Linked Data Modeling

Background

Initial approaches to building ontologies for S3Model used the XML Schema to OWL approach that has been published several times in academic literature. However, it was learned over these attempts that this is a single level mindset and approach. It simply does not express the richness of S3Model. The results of those approaches represent the reference implementation of S3Model and not the overall concept.

When we began S3Model in 2009, we intended to use OWL as the basis on which to build the concepts. However, the Open World Assumption is in conflict with constraint based modeling at the S3Model core.

As the Linked Data environment matures, graph based technologies are becomming mainstream for data discovery and analysis. By using both XML Schema 1.1 to model the structural and syntactic needs and RDF to model semantics we create the best of all worlds towards computable semantic interoperability.

In this document, when we talk about S3Model we will use the term S3Model. When we talk about modeling concepts in an area of interest we use the term domain. Though we are thinking primarily about the domain of healthcare and the information technology to support healthcare information exchange, S3Model concepts may be applied to any domain of interest.

Syntactic Modeling

The complex nature of healthcare concepts and query needs requires a rigourous yet flexible structural approach to modeling. Using a multi-level approach built on a solid data model fulfills this need. The Reference Model consists of a minimum of components required to construct robust models. Desgined around the ubiquitous XML Schema data model provides a solid, standardized, implementable infrastructure. The Reference Model reference implementation is realized in XML Schema 1.1.

Components of the Reference Model can be assembled in virtually any structure need to express any level of granularity of healthcare or other domain concepts. These components are assembled in an XML Schema that contains only constraints (restrictions) of the Reference Model components. This constraint based approach guarantees that the structure and syntax of all domain concept models are valid against the Reference Model.

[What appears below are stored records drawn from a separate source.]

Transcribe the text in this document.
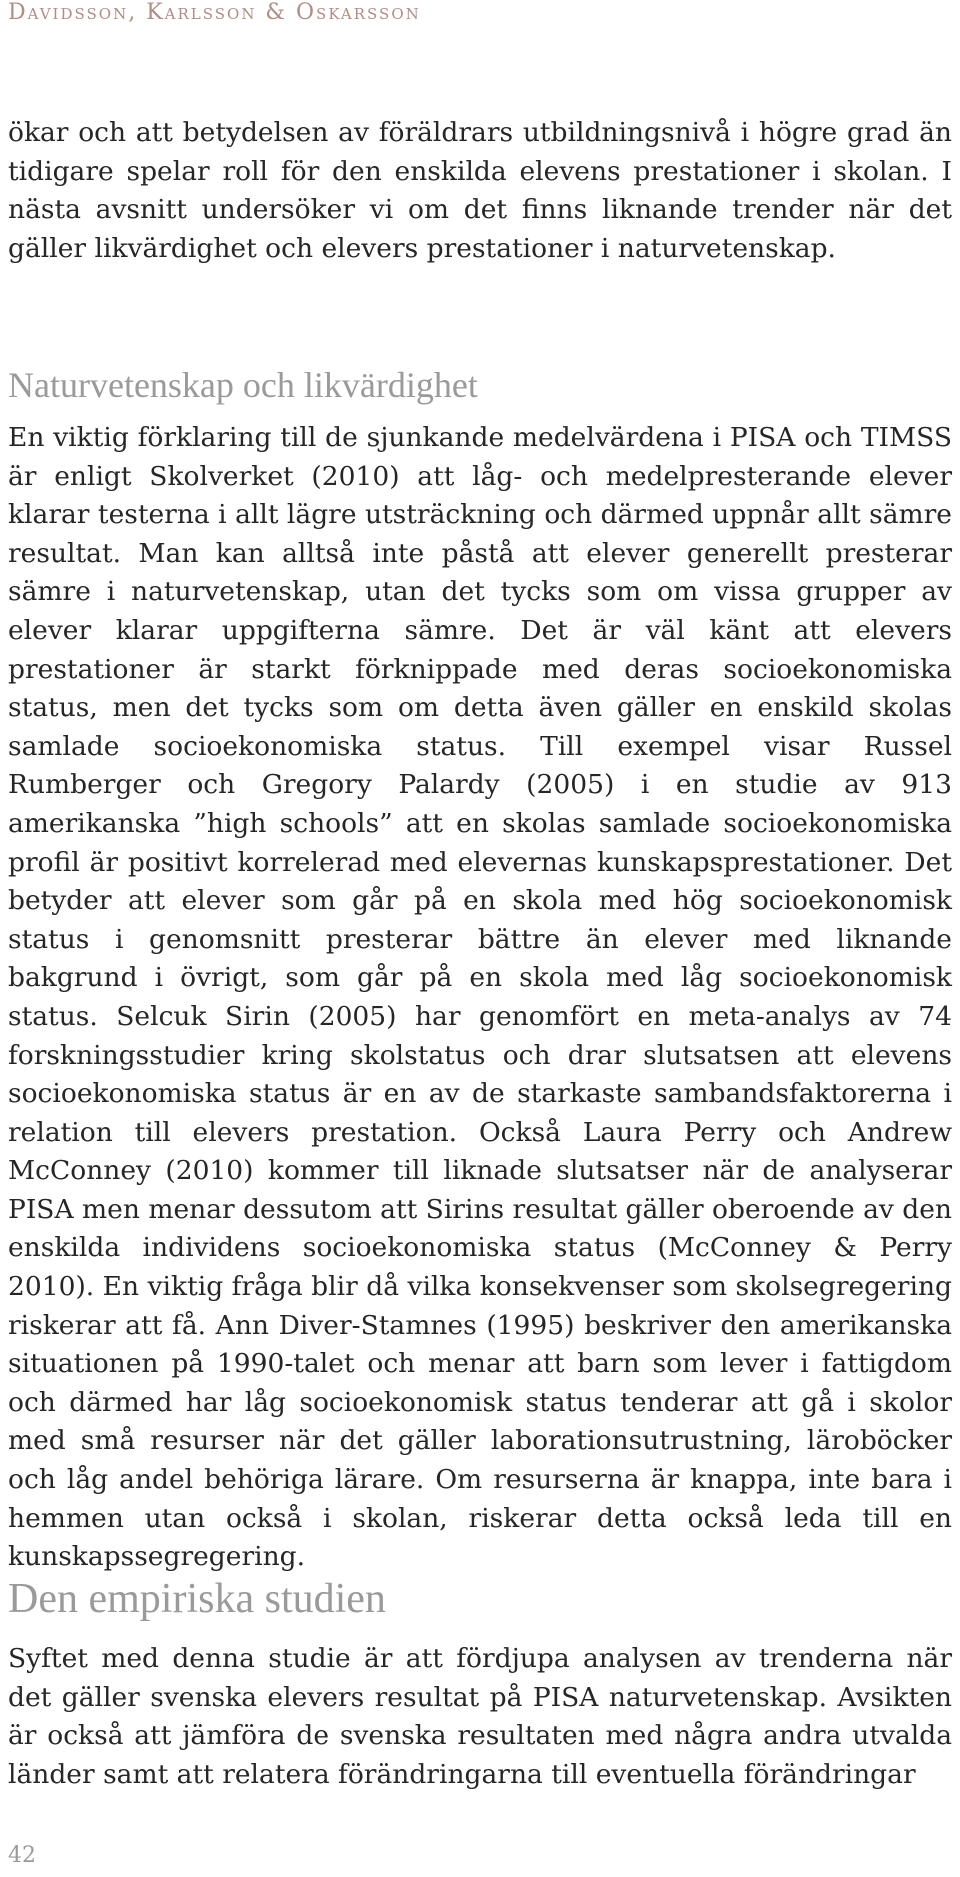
Davidsson, Karlsson & Oskarsson

ökar och att betydelsen av föräldrars utbildningsnivå i högre grad än tidigare spelar roll för den enskilda elevens prestationer i skolan. I nästa avsnitt undersöker vi om det finns liknande trender när det gäller likvärdighet och elevers prestationer i naturvetenskap.

Naturvetenskap och likvärdighet

En viktig förklaring till de sjunkande medelvärdena i PISA och TIMSS är enligt Skolverket (2010) att låg- och medelpresterande elever klarar testerna i allt lägre utsträckning och därmed uppnår allt sämre resultat. Man kan alltså inte påstå att elever generellt presterar sämre i naturvetenskap, utan det tycks som om vissa grupper av elever klarar uppgifterna sämre. Det är väl känt att elevers prestationer är starkt förknippade med deras socioekonomiska status, men det tycks som om detta även gäller en enskild skolas samlade socioekonomiska status. Till exempel visar Russel Rumberger och Gregory Palardy (2005) i en studie av 913 amerikanska ”high schools” att en skolas samlade socioekonomiska profil är positivt korrelerad med elevernas kunskapsprestationer. Det betyder att elever som går på en skola med hög socioekonomisk status i genomsnitt presterar bättre än elever med liknande bakgrund i övrigt, som går på en skola med låg socioekonomisk status. Selcuk Sirin (2005) har genomfört en meta-analys av 74 forskningsstudier kring skolstatus och drar slutsatsen att elevens socioekonomiska status är en av de starkaste sambandsfaktorerna i relation till elevers prestation. Också Laura Perry och Andrew McConney (2010) kommer till liknade slutsatser när de analyserar PISA men menar dessutom att Sirins resultat gäller oberoende av den enskilda individens socioekonomiska status (McConney & Perry 2010). En viktig fråga blir då vilka konsekvenser som skolsegregering riskerar att få. Ann Diver-Stamnes (1995) beskriver den amerikanska situationen på 1990-talet och menar att barn som lever i fattigdom och därmed har låg socioekonomisk status tenderar att gå i skolor med små resurser när det gäller laborationsutrustning, läroböcker och låg andel behöriga lärare. Om resurserna är knappa, inte bara i hemmen utan också i skolan, riskerar detta också leda till en kunskapssegregering.

Den empiriska studien

Syftet med denna studie är att fördjupa analysen av trenderna när det gäller svenska elevers resultat på PISA naturvetenskap. Avsikten är också att jämföra de svenska resultaten med några andra utvalda länder samt att relatera förändringarna till eventuella förändringar

42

This guarantee means that it is easier to build persistence and query infrastructure that can accomodate unforseen domain concept models. This greatly reduces application complexity and maintenance.

Semantic Modeling

The S3Model environment defines a few semantics to relate various components. Each Reference Model defines semantics for each component.

Each paticular domain concept model is based on one and only one Reference Model release. A domain expert determines the proper domain semantics for their domain concept model. In order to be S3Model compliant there are required semantics relating the domain concept model to its parent Reference Model.

RDF provides an elegant and simple approach to expressing semantics. In addition, the variety of syntaxes available to express the Subject, Predicate, Object statements provides an excellent solution.

The Reference Model and domain concept models are authored in XML Schema and therefore the canonical RDF syntax of RDF/XML is used in these instances. The syntax used to represent these in implementations is left up to the systems developers. The specifications include the RDF/XML semantics in the XML Schema in order to facilitate easy exchange and governance of the Reference Model. For convienence there is also an extract of the semantics in RDF/XML and JSON-LD.

The Python utilities used to perform this extraction are included as examples of working with S3Model models. There is also a utility for extracting semantics in RDF/XML and JSON-LD from domain concept models.

S3Model Semantics

These are the entities defined in S3Model.rdf

Top-Level

  • S3Model

  • RM

  • ConceptModel

    • CoreMC
    • PluggableCM
  • Symbol

    • CoreCS
    • PluggableCS
  • DMInstance

  • DataInstance

    • DataInstanceValid
    • DataInstanceInvalid
    • DataInstanceError
  • Exception

Other Properties

  • isS3Modelobjprop
    • isCoreModelIn
    • isPluggableModelIn
    • isCoreSymbolOf
    • isPluggableSymbolOf
    • isSubSymbolIn
    • refersToSymbol

Datatype Properties

Some tools (e.g. Protégé) do not support the full range of XML Schema 1.1 datatypes directly. We defined these in S3Model.rdf as well.

  • duration
  • yearMonthDuration
  • dayTimeDuration
  • gDay
  • gMonth
  • gYear
  • gYearMonth
  • gMonthDay

Annotation Properties

The most widely used (at this writing) metadata definitions come from the Dublin Core Metadata Initiative (DCMI) terms. However, the definitions for these do not meet the requirements for some reasoners. We have defined our own metadata properties and related them to other standards.

Context processing

Refer to the JSON-LD-API context processing specifications to understand how the S3Model.jsonld, S3Model50.jsonld and the DM jsonld work together.

For setting your JSON-LD processor for the correct location of context files, see this StackExchange discussion. The options for compliant processors is discussed in the JSON-LD Specs

Linked Data Tools

To reduce the learning curve for working with S3Model data in your Linked Data environment we have included a few simple Python scripts to get you started. See the utils/README.md for details.